Porterà in scena, nella serata di giovedì 19 aprile, uno spettacolo con cui sta girando con successo l’Italia da un paio d’anni: “Vorrei essere figlio di un uomo felice”
Lo conosciamo tutti per un personaggio. L’automobilista perennemente, inevitabilmente, immancabilmente furioso come una belva, l’uomo che sconta le contraddizioni, gli imprevisti, i problemi che affliggono l’utente della strada e sfoga tutta la propria frustrazione, la rabbia dell’uomo moderno alle prese con un’esistenza ancora più ricca di imprevisti, scocciature, incomprensibili paradossi. In altre parole, il nostro riflesso nello specchio, che comprendiamo immediatamente perché parla la nostra lingua. L’idioma dei cattivi pensieri che ci sorprendiamo ad avere di fronte a un pedone troppo placido o un ciclista troppo invadente. Questa ironica e intelligente maschera è solo uno dei tanti volti che ha assunto Gioele Dix nel suo repertorio. Straordinario attore, David Ottolenghi (questo il suo vero nome) ha condotto una carriera poliedrica e formidabile, confrontandosi con il cabaret come con la drammaturgia antica, moderna e contemporanea. Dix ha recentemente intrapreso anche il punto di vista del regista, curando la resa scenica di diversi spettacoli, tra cui “In fuga da via Pigafetta” di Paolo Hendel che abbiamo potuto vedere a Mondovì pochi mesi fa. Tornerà al Baretti una seconda volta in questa stagione, stavolta da protagonista.

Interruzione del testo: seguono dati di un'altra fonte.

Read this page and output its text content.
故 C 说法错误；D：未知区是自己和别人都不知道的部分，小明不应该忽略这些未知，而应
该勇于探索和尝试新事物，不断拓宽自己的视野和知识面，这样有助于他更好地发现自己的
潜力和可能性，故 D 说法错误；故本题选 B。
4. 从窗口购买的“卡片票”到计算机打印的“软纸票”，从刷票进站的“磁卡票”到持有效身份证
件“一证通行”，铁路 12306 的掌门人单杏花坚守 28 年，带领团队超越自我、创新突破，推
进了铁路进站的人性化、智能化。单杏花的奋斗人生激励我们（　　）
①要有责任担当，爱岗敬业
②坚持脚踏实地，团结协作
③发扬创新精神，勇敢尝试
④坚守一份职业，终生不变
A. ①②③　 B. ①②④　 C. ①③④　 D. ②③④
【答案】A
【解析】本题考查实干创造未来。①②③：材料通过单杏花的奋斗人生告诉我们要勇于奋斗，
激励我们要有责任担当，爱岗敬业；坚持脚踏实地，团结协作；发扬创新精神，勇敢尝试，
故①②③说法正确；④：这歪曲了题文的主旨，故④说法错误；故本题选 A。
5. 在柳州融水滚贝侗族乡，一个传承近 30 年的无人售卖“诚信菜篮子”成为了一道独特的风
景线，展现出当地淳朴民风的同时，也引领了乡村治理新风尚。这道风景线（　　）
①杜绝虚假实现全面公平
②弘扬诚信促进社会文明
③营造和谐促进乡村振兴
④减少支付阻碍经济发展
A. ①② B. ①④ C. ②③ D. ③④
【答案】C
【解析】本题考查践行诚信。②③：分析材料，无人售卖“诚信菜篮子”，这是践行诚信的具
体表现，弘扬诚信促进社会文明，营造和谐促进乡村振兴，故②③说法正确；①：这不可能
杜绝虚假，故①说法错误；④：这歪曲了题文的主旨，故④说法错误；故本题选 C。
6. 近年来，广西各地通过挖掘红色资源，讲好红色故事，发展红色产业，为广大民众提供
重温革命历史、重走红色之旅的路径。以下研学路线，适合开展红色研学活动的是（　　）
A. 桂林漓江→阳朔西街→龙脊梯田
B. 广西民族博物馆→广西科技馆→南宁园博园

Porterà in scena, nella serata di giovedì 19 aprile, uno spettacolo con cui sta girando con successo l’Italia da un paio d’anni. “Vorrei essere figlio di un uomo felice” affronta di petto un tema intorno a cui Dix sta lavorando da alcuni anni: il rapporto tra padri e figli. In questo monologo Dix parte da uno dei testi fondanti della nostra letteratura, l’Odissea di Omero, e ne prende in esame i primi 4 canti, una parte del testo un po’ dimenticata. Già perché la trama del poema, non-lineare (a differenza dell’Iliade che segue una narrazione retta), comincia con Telemaco, il figlio di Ulisse, che intraprende un viaggio alla ricerca del padre scomparso. Il ragazzo non riesce a ritrovarlo, ma arriva a scoprire forse qualcosa di più su di lui, di cui ha ricordi vaghissimi. Ulisse prese la via di Troia quando il figlio era molto piccolo. Dix racconta questo viaggio con ironia, indaga a fondo nell’animo di Telemaco, nei suoi interrogativi, nel suo rapporto con il genitore assente, mettendo a fuoco il tema della paternità, uno dei temi più sensibili e delicati dell’esperienza umana. Ed è impossibile non notare un filo rosso, che corre tra questo lavoro e il libro pubblicato dall’attore nel 2014 “Quando tutto questo sarà finito” in cui ripercorreva la difficile storia del padre e del nonno, alle prese con le leggi razziali negli anni difficili della seconda guerra mondiale. Una storia per tanti anni completamente sconosciuta all’autore, fino al giorno in cui, in una lunga chiacchierata, non è riuscito a indurre il genitore a rivelargliela. Quello che emerge da “Vorrei essere il figlio di un uomo felice” dunque è più che mai un nuovo capitolo di una riflessione viva sulla paternità, ma anche, e forse soprattutto, su chi vive il rapporto dall’altro punto di vista, quello del figlio. Perché tutti, arrivati a un certo punto della vita, ci siamo dovuti interrogare su quanto davvero conoscessimo i nostri genitori. In un certo senso, in ogni figlio, nessuno escluso, si rinnova il viaggio di Telemaco.